CXCR4 Antagonists as Stem Cell Mobilizers and Therapy Sensitizers for Acute Myeloid Leukemia and Glioblastoma?

• Main Authors: Vashendriya V.V. Hira, Cornelis J.F. Van Noorden, Remco J. Molenaar
• Format: Article
• Language: English
• Published: MDPI AG 2020-02-01
• Series: Biology
• Subjects: glioblastoma; glioblastoma stem cells; niches; acute myeloid leukemia; hematopoietic stem cells; bone marrow; c-x-c receptor type 4; stromal-derived factor-1α; plerixafor
• Online Access: https://www.mdpi.com/2079-7737/9/2/31

Glioblastoma is the most aggressive and malignant primary brain tumor in adults and has a poor patient survival of only 20 months after diagnosis. This poor patient survival is at least partly caused by glioblastoma stem cells (GSCs), which are slowly-dividing and therefore therapy-resistant. GSCs are localized in protective hypoxic peri-arteriolar niches where these aforementioned stemness properties are maintained. We previously showed that hypoxic peri-arteriolar GSC niches in human glioblastoma are functionally similar to hypoxic peri-arteriolar hematopoietic stem cell (HSC) niches in human bone marrow. GSCs and HSCs express the receptor C-X-C receptor type 4 (CXCR4), which binds to the chemoattractant stromal-derived factor-1α (SDF-1α), which is highly expressed in GSC niches in glioblastoma and HSC niches in bone marrow. This receptor−ligand interaction retains the GSCs/HSCs in their niches and thereby maintains their slowly-dividing state. In acute myeloid leukemia (AML), leukemic cells use the SDF-1α−CXCR4 interaction to migrate to HSC niches and become slowly-dividing and therapy-resistant leukemic stem cells (LSCs).
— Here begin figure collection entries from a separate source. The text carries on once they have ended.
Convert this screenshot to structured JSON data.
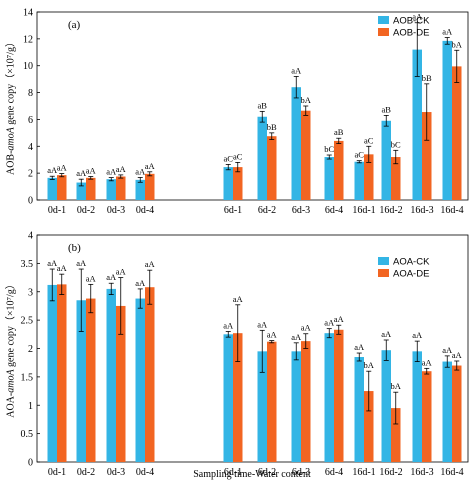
{
  "figure": {
    "xlabel": "Sampling time-Water content"
  },
  "colors": {
    "ck": "#33b5e5",
    "de": "#f26522",
    "error": "#000000"
  },
  "chart_data": [
    {
      "type": "bar",
      "panel_label": "(a)",
      "ylabel_parts": [
        "AOB-",
        "amoA",
        " gene copy（×10⁷/g）"
      ],
      "ylim": [
        0,
        14
      ],
      "yticks": [
        0,
        2,
        4,
        6,
        8,
        10,
        12,
        14
      ],
      "groups": [
        [
          "0d-1",
          "0d-2",
          "0d-3",
          "0d-4"
        ],
        [
          "6d-1",
          "6d-2",
          "6d-3",
          "6d-4"
        ],
        [
          "16d-1",
          "16d-2",
          "16d-3",
          "16d-4"
        ]
      ],
      "legend_position": "top-right",
      "series": [
        {
          "name": "AOB-CK",
          "values": [
            1.65,
            1.3,
            1.55,
            1.5,
            2.45,
            6.2,
            8.4,
            3.2,
            2.85,
            5.9,
            11.2,
            11.85
          ],
          "errors": [
            0.12,
            0.25,
            0.12,
            0.18,
            0.2,
            0.4,
            0.8,
            0.15,
            0.08,
            0.4,
            2.0,
            0.25
          ],
          "labels": [
            "aA",
            "aA",
            "aA",
            "aA",
            "aC",
            "aB",
            "aA",
            "bC",
            "aC",
            "aB",
            "aA",
            "aA"
          ]
        },
        {
          "name": "AOB-DE",
          "values": [
            1.85,
            1.65,
            1.75,
            1.95,
            2.45,
            4.75,
            6.65,
            4.4,
            3.4,
            3.2,
            6.55,
            9.95
          ],
          "errors": [
            0.12,
            0.1,
            0.12,
            0.15,
            0.35,
            0.25,
            0.35,
            0.2,
            0.6,
            0.5,
            2.1,
            1.2
          ],
          "labels": [
            "aA",
            "aA",
            "aA",
            "aA",
            "aC",
            "bB",
            "bA",
            "aB",
            "aC",
            "bC",
            "bB",
            "bA"
          ]
        }
      ]
    },
    {
      "type": "bar",
      "panel_label": "(b)",
      "ylabel_parts": [
        "AOA-",
        "amoA",
        " gene copy（×10⁷/g）"
      ],
      "ylim": [
        0,
        4
      ],
      "yticks": [
        0,
        0.5,
        1,
        1.5,
        2,
        2.5,
        3,
        3.5,
        4
      ],
      "groups": [
        [
          "0d-1",
          "0d-2",
          "0d-3",
          "0d-4"
        ],
        [
          "6d-1",
          "6d-2",
          "6d-3",
          "6d-4"
        ],
        [
          "16d-1",
          "16d-2",
          "16d-3",
          "16d-4"
        ]
      ],
      "legend_position": "top-right",
      "series": [
        {
          "name": "AOA-CK",
          "values": [
            3.12,
            2.85,
            3.05,
            2.88,
            2.25,
            1.95,
            1.95,
            2.27,
            1.85,
            1.97,
            1.95,
            1.77
          ],
          "errors": [
            0.28,
            0.55,
            0.1,
            0.17,
            0.05,
            0.37,
            0.15,
            0.08,
            0.07,
            0.18,
            0.18,
            0.1
          ],
          "labels": [
            "aA",
            "aA",
            "aA",
            "aA",
            "aA",
            "aA",
            "aA",
            "aA",
            "aA",
            "aA",
            "aA",
            "aA"
          ]
        },
        {
          "name": "AOA-DE",
          "values": [
            3.13,
            2.88,
            2.75,
            3.08,
            2.27,
            2.12,
            2.13,
            2.33,
            1.25,
            0.95,
            1.6,
            1.7
          ],
          "errors": [
            0.18,
            0.25,
            0.5,
            0.3,
            0.5,
            0.02,
            0.13,
            0.08,
            0.35,
            0.28,
            0.05,
            0.08
          ],
          "labels": [
            "aA",
            "aA",
            "aA",
            "aA",
            "aA",
            "aA",
            "aA",
            "aA",
            "bA",
            "bA",
            "aA",
            "aA"
          ]
        }
      ]
    }
  ]
}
In this communication, we aim to elucidate how disruption of the SDF-1α−CXCR4 interaction using the FDA-approved CXCR4 inhibitor plerixafor (AMD3100) may be used to force slowly-dividing cancer stem cells out of their niches in glioblastoma and AML. Ultimately, this strategy aims to induce GSC and LSC differentiation and their sensitization to therapy.